The next year, a federal appeals court ruled that the Navy should not have been allowed to use low-frequency, long-range sonar in some locations, concluding it had not given “adequate protection to areas of the world’s oceans flagged by its own experts as biologically important …”
Environmental groups have been poring over the Navy’s newest plan here.
“We still remain quite worried about effects on a number of populations,” said Michael Jasny, of the Natural Resources Defense Council, the organization leading much of the litigation.
Following high-profile mass strandings, scientists’ understanding of marine creatures’ sensitivity to sound has improved. The science, some of it funded by the Navy itself, has rapidly progressed over the last decade, Calambokidis said.
“Now, the evidence is so overwhelming, there’s no one who really questions those stranding events were linked to the Navy sonar,” he said, referring to multiple mass strandings of beaked whales.
Hearing ability differs among marine mammal species.
Southall said researchers have measured some species’ sensitivity by performing laboratory testing on captive animals. He compared the tests to hearing screeners, in which young children raise their hands when they hear certain tones. Similarly, the scientists measure when creatures acknowledge certain frequencies of sound.
New technology has aided field research. Calambokidis now uses high-tech tags, attached “to the whales with suction cups” that feature sensors like 3D-accelerometers, gyroscopes, depth sensors and hydrophones.
Hydrophones measure “exactly what level of sound” whales are exposed to while other sensors capture reaction data. The tags can remain on whales’ bodies for hours or even days.
Reactions vary. Deep-diving beaked whales are particularly sensitive to sonar, Calambokidis said. In one study, tagged Cuvier’s beaked whales were shown to “respond very dramatically” when a recording of naval sonar was played, he said. Whales swam quickly away from the sound source, extended dives deeper and stopped food foraging.
In a similar study, blue and fin whales avoided the sound and stopped feeding, Calambokidis said, but their reactions were less dramatic and more variable.
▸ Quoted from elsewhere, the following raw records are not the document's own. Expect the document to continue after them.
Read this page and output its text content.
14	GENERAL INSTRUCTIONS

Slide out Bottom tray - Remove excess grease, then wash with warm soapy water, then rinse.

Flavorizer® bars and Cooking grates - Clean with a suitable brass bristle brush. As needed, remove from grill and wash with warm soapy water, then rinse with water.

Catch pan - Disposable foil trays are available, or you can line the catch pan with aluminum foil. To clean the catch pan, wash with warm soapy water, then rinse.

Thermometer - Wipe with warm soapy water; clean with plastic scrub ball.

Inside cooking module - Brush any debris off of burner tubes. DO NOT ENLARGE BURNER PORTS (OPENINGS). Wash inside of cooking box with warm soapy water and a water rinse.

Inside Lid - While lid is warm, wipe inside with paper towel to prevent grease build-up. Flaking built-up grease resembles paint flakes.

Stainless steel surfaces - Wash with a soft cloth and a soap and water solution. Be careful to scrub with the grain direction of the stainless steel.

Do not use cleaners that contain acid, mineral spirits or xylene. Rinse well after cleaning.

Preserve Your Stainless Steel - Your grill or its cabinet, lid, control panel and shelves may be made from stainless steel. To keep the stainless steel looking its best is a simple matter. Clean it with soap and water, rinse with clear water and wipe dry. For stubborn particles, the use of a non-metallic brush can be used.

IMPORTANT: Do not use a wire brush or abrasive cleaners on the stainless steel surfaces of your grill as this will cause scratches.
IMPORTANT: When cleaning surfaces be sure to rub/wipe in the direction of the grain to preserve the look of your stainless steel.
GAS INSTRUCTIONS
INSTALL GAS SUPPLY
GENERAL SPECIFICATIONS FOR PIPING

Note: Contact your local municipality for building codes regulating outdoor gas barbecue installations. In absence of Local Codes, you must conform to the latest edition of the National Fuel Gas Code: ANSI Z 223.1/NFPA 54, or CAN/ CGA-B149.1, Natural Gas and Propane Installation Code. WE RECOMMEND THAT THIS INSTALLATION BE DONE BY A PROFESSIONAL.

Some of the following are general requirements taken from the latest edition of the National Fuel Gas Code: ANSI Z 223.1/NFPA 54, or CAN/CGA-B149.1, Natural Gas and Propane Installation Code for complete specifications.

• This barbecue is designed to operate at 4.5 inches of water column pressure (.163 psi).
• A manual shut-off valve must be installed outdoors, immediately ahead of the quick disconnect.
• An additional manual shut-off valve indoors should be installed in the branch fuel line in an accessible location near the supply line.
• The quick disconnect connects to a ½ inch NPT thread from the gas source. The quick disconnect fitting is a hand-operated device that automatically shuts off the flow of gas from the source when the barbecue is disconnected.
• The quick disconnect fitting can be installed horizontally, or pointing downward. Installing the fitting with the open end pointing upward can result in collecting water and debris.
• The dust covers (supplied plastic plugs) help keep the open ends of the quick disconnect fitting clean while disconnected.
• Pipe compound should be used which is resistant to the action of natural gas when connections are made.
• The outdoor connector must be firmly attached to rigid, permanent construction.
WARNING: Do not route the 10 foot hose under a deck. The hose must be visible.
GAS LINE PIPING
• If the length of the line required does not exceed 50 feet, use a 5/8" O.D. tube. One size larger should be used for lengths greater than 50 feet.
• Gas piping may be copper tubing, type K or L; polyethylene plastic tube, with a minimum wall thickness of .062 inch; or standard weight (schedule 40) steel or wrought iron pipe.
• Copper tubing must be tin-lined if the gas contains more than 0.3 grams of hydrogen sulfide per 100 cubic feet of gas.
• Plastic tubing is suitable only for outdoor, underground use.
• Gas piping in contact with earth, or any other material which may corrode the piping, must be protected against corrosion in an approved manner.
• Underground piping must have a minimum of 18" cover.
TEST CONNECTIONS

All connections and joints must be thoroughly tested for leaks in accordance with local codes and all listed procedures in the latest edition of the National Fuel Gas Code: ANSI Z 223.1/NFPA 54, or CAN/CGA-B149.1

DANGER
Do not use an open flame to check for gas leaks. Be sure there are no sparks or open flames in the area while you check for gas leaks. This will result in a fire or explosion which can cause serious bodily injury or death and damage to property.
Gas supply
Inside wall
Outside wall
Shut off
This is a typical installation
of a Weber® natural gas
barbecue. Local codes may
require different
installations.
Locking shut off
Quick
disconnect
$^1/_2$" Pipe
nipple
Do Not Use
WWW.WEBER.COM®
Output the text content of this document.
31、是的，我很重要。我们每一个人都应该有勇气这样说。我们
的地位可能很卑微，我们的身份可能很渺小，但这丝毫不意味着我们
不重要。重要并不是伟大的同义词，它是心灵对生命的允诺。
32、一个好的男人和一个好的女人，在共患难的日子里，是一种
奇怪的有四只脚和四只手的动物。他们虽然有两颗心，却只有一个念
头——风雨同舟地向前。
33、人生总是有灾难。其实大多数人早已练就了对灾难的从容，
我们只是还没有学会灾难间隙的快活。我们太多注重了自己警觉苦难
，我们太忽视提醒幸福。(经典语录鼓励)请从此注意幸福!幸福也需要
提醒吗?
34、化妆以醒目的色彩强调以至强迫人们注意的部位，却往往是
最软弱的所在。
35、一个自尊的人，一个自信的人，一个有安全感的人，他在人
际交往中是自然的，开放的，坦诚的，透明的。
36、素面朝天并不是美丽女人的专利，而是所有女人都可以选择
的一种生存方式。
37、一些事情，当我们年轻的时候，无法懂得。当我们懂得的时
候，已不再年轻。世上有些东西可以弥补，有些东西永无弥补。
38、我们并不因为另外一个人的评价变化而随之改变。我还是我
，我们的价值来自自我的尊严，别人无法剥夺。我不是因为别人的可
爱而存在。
Blue whales were more sensitive to simulated sonar sound when feeding at a deeper depth than at the surface.
Navy mitigates, but concerns persist
The Navy tries to avoid marine mammals when firing weapons, testing torpedoes or using active sonar.
Before using active sonar, sailors listen for whales with passive sonar equipment, Mosher said. On-deck lookouts are trained to spot marine creatures before explosives or sonar are deployed. If a marine animal is spotted within ranges that could cause harm, sonar systems must be powered down, he said.
The service is required to report to NMFS all ship strikes or instances when a marine mammal is killed or injured after Navy exercises. During a Navy operation in 2016, a Coast Guard vessel struck a humpback whale, but there have not been other incidents to report, Mosher said.
The new Navy models don’t predict any marine mammal deaths from sonar or explosives. Jasny contends that “begs credulity.”
“Some of the most vulnerable species, like beaked whales, are nearly impossible for trained observers, trained biologists, to detect,” he said, noting that high-intensity sonar travels farther than lookouts can see. The Navy does not explicitly restrict its activities during low-visibility sea conditions or at night, he said. (Mosher said the Navy requires clear visibility for weapons training and rarely uses sonar after dark).
Jasny added it’s “just not sustainable” that nearly one of 10 inland Washington harbor porpoises would suffer permanent hearing loss, according to the Navy’s own seven-year estimates.
He also questioned the Navy’s proposed handling of southern resident killer whales, a population scientists say is nearing collapse.
Mosher said the service’s environmental managers track the southern residents to ensure sonar is not used in their vicinity, as it was in 2003.
Jasny called for an outright ban on sonar when the southern residents are in the Salish Sea, saying they “can’t stand any more disturbance.”